· News

‘Business as usual’ critical to successful acquisitions

HR must ensure staff remain informed and focused on getting the job done, according to Paysafe CHRO Nicholas Walker

Walker, who has taken a lead HR role in 36 acquisitions and three divestments during his career, said that keeping staff motivated and focused in fast-paced and acquisitive environments requires constant communication.

“It’s about ensuring employees are aware of what is happening firsthand; they must feel informed and privileged to receive the information ahead of the curve. Having the CEO as the interface between the company and the employees is critical and ensuring the underlying business continues to perform by keeping a business as usual [BAU] environment with minimal disruption,” he said.

Core components of a successful integration, he said, are to reinforce key objectives, underlying business growth, the bonus plans that are driven by the ‘BAU business’, and making sure that managers are informed and can manage their employees effectively.

Paysafe Group was formed in 2015 when Optimal Payments acquired Skrill for $1.3 billion and, overseen by Walker, the pair rebranded under one banner – a process for which the business won Best Employer Brand Management Programme Following a Merger or Acquisition at the 2017 Employer Brand Manager Awards. The business now employs around 2,500 people in 12 countries and continues to grow by around 20% per year.

“During the acquisition it helped to move to the new brand very quickly and the transformation was impactful and positive for everyone – we capitalised on it very quickly and came up with the mantra 'We Are Paysafe',” he said.

Walker said that by running workshops, attended by 600 employees, to explore what Paysafe meant to them and the customers they had “captivated our audience quickly”. He explained: “From those workshops we devised four key values and two years later those values that were the voice of the employee still resonate today and are fully integrated across the business.”

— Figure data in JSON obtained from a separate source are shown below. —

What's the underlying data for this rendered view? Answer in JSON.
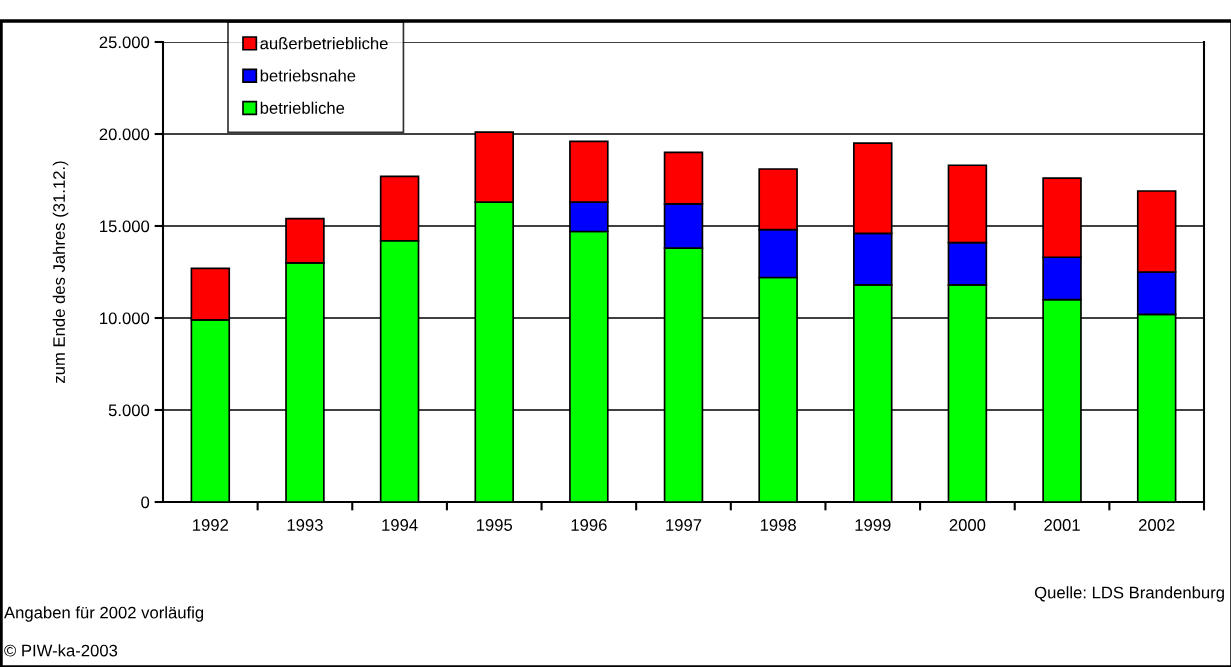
{
  "chart_data": {
    "type": "bar",
    "stacked": true,
    "ylabel": "zum Ende des Jahres (31.12.)",
    "categories": [
      "1992",
      "1993",
      "1994",
      "1995",
      "1996",
      "1997",
      "1998",
      "1999",
      "2000",
      "2001",
      "2002"
    ],
    "series": [
      {
        "name": "betriebliche",
        "color": "#00ff00",
        "values": [
          9900,
          13000,
          14200,
          16300,
          14700,
          13800,
          12200,
          11800,
          11800,
          11000,
          10200
        ]
      },
      {
        "name": "betriebsnahe",
        "color": "#0000ff",
        "values": [
          null,
          null,
          null,
          null,
          1600,
          2400,
          2600,
          2800,
          2300,
          2300,
          2300
        ]
      },
      {
        "name": "außerbetriebliche",
        "color": "#ff0000",
        "values": [
          2800,
          2400,
          3500,
          3800,
          3300,
          2800,
          3300,
          4900,
          4200,
          4300,
          4400
        ]
      }
    ],
    "ylim": [
      0,
      25000
    ],
    "yticks": [
      {
        "value": 0,
        "label": "0"
      },
      {
        "value": 5000,
        "label": "5.000"
      },
      {
        "value": 10000,
        "label": "10.000"
      },
      {
        "value": 15000,
        "label": "15.000"
      },
      {
        "value": 20000,
        "label": "20.000"
      },
      {
        "value": 25000,
        "label": "25.000"
      }
    ],
    "grid": "y",
    "legend": "top left",
    "annotations": [
      "Quelle: LDS Brandenburg",
      "Angaben für 2002 vorläufig",
      "© PIW-ka-2003"
    ]
  }
}
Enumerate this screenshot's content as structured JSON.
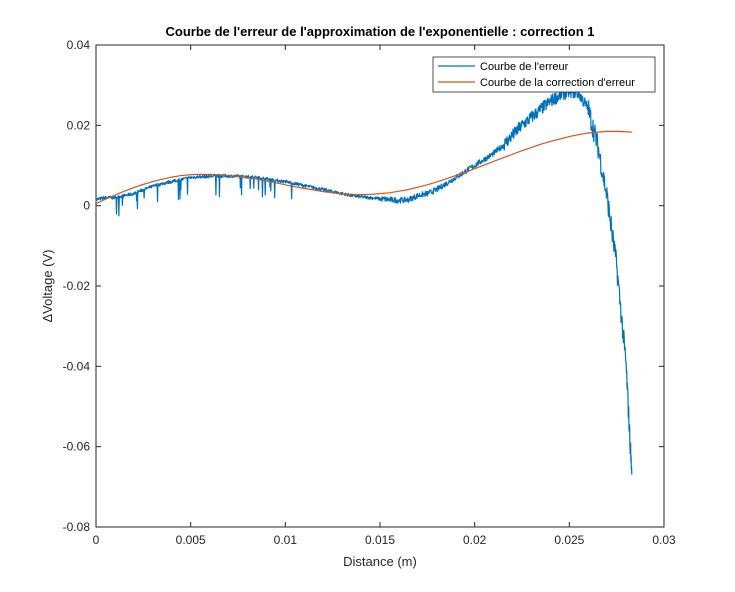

More recently Paysafe completed its $470 million acquisition of Texas-based Merchants Choice Payment Solutions in July this year while itself being under offer from private equity consortium Bidco, which consists of funds managed by Blackstone and CVC Investment Partners. The circa £2.9 billion deal has now been approved by shareholders although there are several more steps that the company must follow before the acquisition is completed.

“If you work in payments you have to expect to be in a transformational, growth-based, consolidated type of industry,” Walker said.

“From my perspective working in an organisation that is acquiring constantly, growing organically, and also always an interesting proposition to competitors or investors means you have to create an internal awareness that differentiates from the external stuff that’s going on.

“You need to protect staff from the constant change that is occurring and make sure people are directed and that their objectives are aligned to getting things done. Business as usual (BAU) is critical. With a company that is constantly for sale or acquisition, inertia can set in and you can take your eye off the everyday stuff that needs doing and growth can slow.”

Walker said that an effective HR function needs to make sure it engages with and secures senior managers of any acquired company, and this should be done prior to closing the deal.

“It is critical that you have a strong, robust, technology-savvy HR platform and that the admin and process-driven stuff that HR people love to hate is taken care of in an appropriate platform that can scale, is culturally agnostic, consumer-savvy and global in nature,” he stated.

Walker said that the underlying DNA of any business is its people and that it was vital not to forget those among all the talk of numbers, multiples, integration and economies of scale. In a negotiating situation HR should be a challenger on behalf of its people, he added.

“Good HR people have the ability to be the conscience of the company but also to assess skills and culture more so than perhaps their peers would in that situation.

“HR has such a huge role to play in making the grass shoots of an acquisition successful by doing simple things very fast and effectively to make them work from day one," Walker said. “You need to make sure your HR is bloody good unless you want to be reverse-engineered in an acquisition situation.”